In the food and beverage industry, including in breweries and distilleries, ensuring absolute precision in each part of the process from measuring and weighing to mixing and packaging is critical. Any changes to any of these elements create variations between batching and inconsistency in taste, texture and even in quality.
Even simple changes in the quality of water can create changes in flavor in a recipe. Water quality can and does change over time, and there may even be changes in the pH or hardness, which is actually a measurement of the calcium carbonate in the water. Additionally, issues with residual cleaners or sanitizers with systems can also create challenges with inconsistent products.
How to Test Water
One of the easiest ways to check for water quality at any time during production or between production batches is to use water test strips. The are simple and easy to use to test the water pH or hardness in just seconds with accurate, semi-quantitative results.

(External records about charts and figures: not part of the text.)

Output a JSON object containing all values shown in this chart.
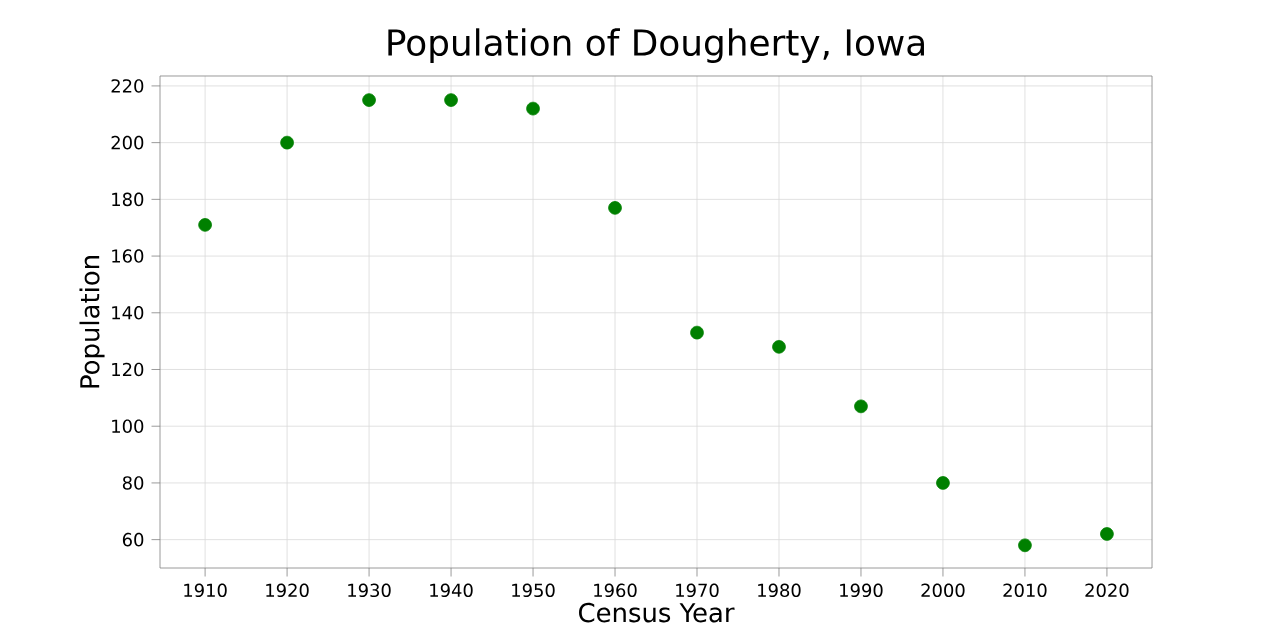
{
  "chart_data": {
    "type": "scatter",
    "title": "Population of Dougherty, Iowa",
    "xlabel": "Census Year",
    "ylabel": "Population",
    "x": [
      1910,
      1920,
      1930,
      1940,
      1950,
      1960,
      1970,
      1980,
      1990,
      2000,
      2010,
      2020
    ],
    "values": [
      171,
      200,
      215,
      215,
      212,
      177,
      133,
      128,
      107,
      80,
      58,
      62
    ],
    "color": "#008000",
    "marker": "circle",
    "grid": true,
    "xlim": [
      1904.5,
      2025.5
    ],
    "ylim": [
      50,
      223.5
    ],
    "xticks": [
      1910,
      1920,
      1930,
      1940,
      1950,
      1960,
      1970,
      1980,
      1990,
      2000,
      2010,
      2020
    ],
    "yticks": [
      60,
      80,
      100,
      120,
      140,
      160,
      180,
      200,
      220
    ]
  }
}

To use the strips, simply follow the manufacturer’s directions. This typically includes placing a drop of water on the test pad or immerse the indicator pad into the sample. For water hardness, it is important to test after any water softening process.
Then, within just seconds, the indicator pad will turn colors. Compare the color to the references on the bottle for a reading of the pH or hardness depending on the type of water test strips in use.
Testing for Residual Cleaners
With clean-in-place processes or even with clean-out-of-place systems, checking there is no residual detergent or cleaner in the system is critical for product quality. Specialized test strips are designed to check for the various types of cleaning chemicals, including Quaternary Ammonium Compound or QAC Sanitizers that are mandated in many food and beverage production systems.